Wednesday, May 6, 2015

"To the left, to the left..."

Okay Kerrville Folk Festival, I'll give you one more chance to prove your progressive bona fides.
I teach these country kids that punk rock is both a sound and an attitude. Folk music once was both too. Acoustic strings singing diatonic harmonies and coded political messages. Twangy morals for a society's conscience. How's her health today? Mumford & Sons' songs take the folk in' folk out of the folk. But at least they substitute pop for populism.
 4 years ago I thought folk music looked a little rundown so I decided to take her temperature. It didn't look pretty; because it sounded extra pink pretty. I teach these rural kids that country music came from folk music. 8 semesters ago it sounded like she slid back under comtp. count.'s sentimental pop side. Songs lacking the gravitational pull of humanity and justice. Just pocket mirror mundanity. Peter Yarrow of the Peter Paul and Marys sang "Puff the Magic Dragon" to me. hopefully that regression was the one step backward before the next 2 steps forward. But 4 years ago the only liberal messages to be found were on Subaru bumpers.


Tuesday, May 22, 2012

Zac Brown Brand or: How I Learned to Stop Worrying and Love My Snob

How do you find a rationale to love hating such a lovable guy?

Take Zac Brown; entreprenuer, cover artist, musician, and Jimmy Buffet clone.
Take the gentle hypocricies buried beneath barbeque sauce; "it's all about the music / check out our new cookbook!", "notice the simple rustic quality of my state of the 'art' trailer", "Let's all thank the troops for defending our standard of living with a cold beer brought to you by the good people at Dodge Trucks and Kingsford Charcoal"

In an interview, Zac dispassionately explains his passion for the creative process extolling the virtues of writing original material "from the heart". But his set lists are the most cover heavy I've ever seen. And I guess I wouldn't have such a problem with the guy if his appropriations weren't from such iconoclasts as Bob Marley, Bob Dylan, and Rage Against the Machine.

The unaware self parody of his subtlety free "comfort music" as described in this NYT article www.nytimes.com/2009/02/05/arts/music/05bowe.html
seems to be the same zeitgeist that props up Haliburton, Zoloft, and Fox News. If it makes money and the pain isn't mine then let's kick off another mid-tempo, jingle-ready, listening inhibitor.
You can taste the pride in Zac Inc.'s description of their touring chef's sponsor heavy preshow"eat and greet"s. Indulge your liberty of choosing some locally sourced vegetables improved with our very own Spicy Zac Brown Rub. And enjoy the after dinner musical performance featuring both brown gravy and cream gravy.  
It says here in this here history book that people used to write a kind of music called "protest songs"
When did being post-post-modern become so lucrative?  




www.bing.com/videos/search?q=Celebrity+Motor+Homes&view=detail&mid=3ABC2C2245D77F5FBFA73ABC2C2245D77F5FBFA7&first=0

Wednesday, July 6, 2011

Bridge to Nowhere?

IT ONLY HAPPENS ONCE. 

What will become of a musical idea that's too easily forgotten? If you want to create truth then keep repeating it. Folk will believe an idea is true if the meme has its own echo chamber. This is becoming a musical truth with this new thing thing called the loop pedal. Record a snippet of music, play it back and record over it. Play those back and add another layer. With new technology comes new music and a different unique snippet of music eventually gets forgotten. THE BRIDGE. Traditional pop song structures have some kind of combination of verse-chorus repetition. That synchs nicely with the loop pedal idea. But the square peg is the part of the song that is different from the rest. The bridge sets itself apart from the rest of a song by a different chord progression, melody, lyric or some such. The layering process doesn't lend itself to that kind of spice. 

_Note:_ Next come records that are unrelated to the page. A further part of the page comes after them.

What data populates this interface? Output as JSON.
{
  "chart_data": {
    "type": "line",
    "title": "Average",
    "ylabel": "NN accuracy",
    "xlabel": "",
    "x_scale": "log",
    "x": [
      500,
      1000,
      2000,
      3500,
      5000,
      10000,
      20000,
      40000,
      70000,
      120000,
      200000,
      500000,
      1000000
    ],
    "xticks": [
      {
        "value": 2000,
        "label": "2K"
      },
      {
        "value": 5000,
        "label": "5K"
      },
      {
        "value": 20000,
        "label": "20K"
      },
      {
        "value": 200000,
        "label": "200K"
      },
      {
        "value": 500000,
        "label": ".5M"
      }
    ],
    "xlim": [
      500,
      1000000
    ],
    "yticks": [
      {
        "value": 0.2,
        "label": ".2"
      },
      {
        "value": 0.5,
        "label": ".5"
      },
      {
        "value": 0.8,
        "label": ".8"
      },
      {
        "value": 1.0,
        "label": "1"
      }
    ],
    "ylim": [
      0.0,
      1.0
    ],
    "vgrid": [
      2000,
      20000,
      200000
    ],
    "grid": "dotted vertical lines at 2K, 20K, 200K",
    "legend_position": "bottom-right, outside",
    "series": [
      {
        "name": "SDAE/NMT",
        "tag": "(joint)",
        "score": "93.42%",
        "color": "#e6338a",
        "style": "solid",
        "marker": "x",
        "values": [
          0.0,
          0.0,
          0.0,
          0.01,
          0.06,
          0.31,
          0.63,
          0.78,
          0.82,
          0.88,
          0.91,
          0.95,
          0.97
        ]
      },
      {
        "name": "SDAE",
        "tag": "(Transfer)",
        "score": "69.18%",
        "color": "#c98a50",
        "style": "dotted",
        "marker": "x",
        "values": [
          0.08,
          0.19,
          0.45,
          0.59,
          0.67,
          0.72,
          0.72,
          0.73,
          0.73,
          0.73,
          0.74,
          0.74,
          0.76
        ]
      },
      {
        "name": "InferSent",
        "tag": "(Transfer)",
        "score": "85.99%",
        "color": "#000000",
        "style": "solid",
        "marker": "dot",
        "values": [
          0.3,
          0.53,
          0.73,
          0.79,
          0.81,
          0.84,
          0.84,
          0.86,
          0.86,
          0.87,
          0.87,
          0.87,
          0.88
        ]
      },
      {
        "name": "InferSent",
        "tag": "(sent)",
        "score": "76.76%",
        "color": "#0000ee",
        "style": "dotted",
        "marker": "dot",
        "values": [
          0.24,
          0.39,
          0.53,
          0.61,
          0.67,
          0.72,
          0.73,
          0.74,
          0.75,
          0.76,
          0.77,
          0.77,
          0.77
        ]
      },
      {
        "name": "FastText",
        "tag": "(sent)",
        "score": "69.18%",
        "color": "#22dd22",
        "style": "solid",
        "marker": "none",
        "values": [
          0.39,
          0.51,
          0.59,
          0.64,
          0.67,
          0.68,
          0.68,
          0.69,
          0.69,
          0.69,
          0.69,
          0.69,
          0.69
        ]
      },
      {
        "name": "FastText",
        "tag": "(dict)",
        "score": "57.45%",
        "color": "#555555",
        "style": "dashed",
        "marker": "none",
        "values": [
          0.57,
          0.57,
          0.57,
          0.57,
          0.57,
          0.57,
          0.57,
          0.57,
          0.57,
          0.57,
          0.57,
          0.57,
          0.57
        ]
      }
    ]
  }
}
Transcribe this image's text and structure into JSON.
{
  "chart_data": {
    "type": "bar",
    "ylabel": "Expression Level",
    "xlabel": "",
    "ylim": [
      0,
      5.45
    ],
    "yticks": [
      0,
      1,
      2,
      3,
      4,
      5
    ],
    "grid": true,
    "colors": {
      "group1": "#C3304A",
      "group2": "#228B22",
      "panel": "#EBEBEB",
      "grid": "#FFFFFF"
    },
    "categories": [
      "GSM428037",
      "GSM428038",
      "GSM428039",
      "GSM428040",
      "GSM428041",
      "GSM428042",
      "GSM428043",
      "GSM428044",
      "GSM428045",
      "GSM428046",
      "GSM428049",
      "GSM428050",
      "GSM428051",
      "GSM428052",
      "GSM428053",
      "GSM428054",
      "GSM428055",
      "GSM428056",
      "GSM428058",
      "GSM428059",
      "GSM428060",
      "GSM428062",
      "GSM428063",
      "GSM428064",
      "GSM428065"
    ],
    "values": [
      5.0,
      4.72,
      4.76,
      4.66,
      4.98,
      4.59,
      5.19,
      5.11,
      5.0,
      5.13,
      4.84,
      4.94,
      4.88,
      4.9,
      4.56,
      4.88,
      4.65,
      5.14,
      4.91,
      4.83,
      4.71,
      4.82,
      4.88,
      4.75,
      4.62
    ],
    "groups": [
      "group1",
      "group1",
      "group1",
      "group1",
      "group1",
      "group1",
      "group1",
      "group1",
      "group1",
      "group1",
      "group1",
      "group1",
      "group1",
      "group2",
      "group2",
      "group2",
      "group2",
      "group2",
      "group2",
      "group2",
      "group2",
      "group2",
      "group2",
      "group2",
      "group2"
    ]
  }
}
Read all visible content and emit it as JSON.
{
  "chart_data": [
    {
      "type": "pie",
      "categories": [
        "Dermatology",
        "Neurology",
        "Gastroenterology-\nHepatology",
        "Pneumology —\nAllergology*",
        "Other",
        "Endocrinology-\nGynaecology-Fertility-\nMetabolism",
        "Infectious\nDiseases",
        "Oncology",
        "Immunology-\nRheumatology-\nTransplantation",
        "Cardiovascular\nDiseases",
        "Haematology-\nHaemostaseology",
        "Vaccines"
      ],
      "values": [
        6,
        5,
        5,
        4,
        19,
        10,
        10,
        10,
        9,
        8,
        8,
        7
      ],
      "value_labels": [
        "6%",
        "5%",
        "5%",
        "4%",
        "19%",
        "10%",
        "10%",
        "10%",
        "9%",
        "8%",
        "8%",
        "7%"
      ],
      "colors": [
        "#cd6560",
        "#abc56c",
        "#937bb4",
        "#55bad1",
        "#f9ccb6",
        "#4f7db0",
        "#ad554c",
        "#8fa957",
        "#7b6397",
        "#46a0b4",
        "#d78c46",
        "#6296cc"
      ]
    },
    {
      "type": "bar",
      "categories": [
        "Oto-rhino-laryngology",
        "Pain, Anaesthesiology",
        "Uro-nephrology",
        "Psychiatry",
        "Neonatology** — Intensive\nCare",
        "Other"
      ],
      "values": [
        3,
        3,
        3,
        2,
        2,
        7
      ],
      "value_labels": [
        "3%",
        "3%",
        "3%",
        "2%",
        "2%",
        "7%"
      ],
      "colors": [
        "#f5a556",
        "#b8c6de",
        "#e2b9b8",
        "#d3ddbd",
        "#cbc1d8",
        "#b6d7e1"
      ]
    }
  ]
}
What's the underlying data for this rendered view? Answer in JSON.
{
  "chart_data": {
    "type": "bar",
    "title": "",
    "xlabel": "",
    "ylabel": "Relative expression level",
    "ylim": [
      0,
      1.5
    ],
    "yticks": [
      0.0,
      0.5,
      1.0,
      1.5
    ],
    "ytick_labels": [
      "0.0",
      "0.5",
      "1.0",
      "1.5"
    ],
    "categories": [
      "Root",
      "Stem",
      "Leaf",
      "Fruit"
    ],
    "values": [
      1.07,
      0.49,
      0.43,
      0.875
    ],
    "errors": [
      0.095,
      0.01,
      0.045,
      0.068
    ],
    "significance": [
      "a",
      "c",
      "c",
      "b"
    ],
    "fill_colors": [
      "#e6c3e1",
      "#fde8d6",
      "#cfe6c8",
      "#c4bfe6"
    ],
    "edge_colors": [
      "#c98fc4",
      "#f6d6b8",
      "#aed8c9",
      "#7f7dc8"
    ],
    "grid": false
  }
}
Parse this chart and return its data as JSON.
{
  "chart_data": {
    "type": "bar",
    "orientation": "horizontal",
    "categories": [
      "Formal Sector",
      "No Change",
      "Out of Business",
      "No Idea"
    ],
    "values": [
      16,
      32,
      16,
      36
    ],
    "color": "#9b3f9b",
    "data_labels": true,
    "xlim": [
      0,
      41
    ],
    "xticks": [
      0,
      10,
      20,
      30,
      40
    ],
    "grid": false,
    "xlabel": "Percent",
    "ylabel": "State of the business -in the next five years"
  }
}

Foot pedal tunes hit my main stream first with KT Tunstall:
The hipsters with taste rightfully love Owen Pallett's layers:
Reggie Watts makes with the funny bytes:
but the most to be done so far with this new gift is the incredible work of Zoe Keating:

Repetition is not here to stay but it is-now. From Mondrian's grid painting to pop radio, the feeling of minimalist art is as real today as are big box store shelves. Beautiful things are happening with the foot pedal but does this mean we will tacitly retire the singular BRIDGE?


Tuesday, June 28, 2011

Art Will Break Your Heart

Very soon to choose will mean to create. Highlighting links will birth arrangements. Sharing will spawn possibilities. When this singularity of making and meaning arrives we have to be ready to regulate the indiscriminate thoughtlessness of wasted thought, time, and heart.

Critical listening to the rhythm of the spheres will lift us above the drowning candy and up toward authentic beauty.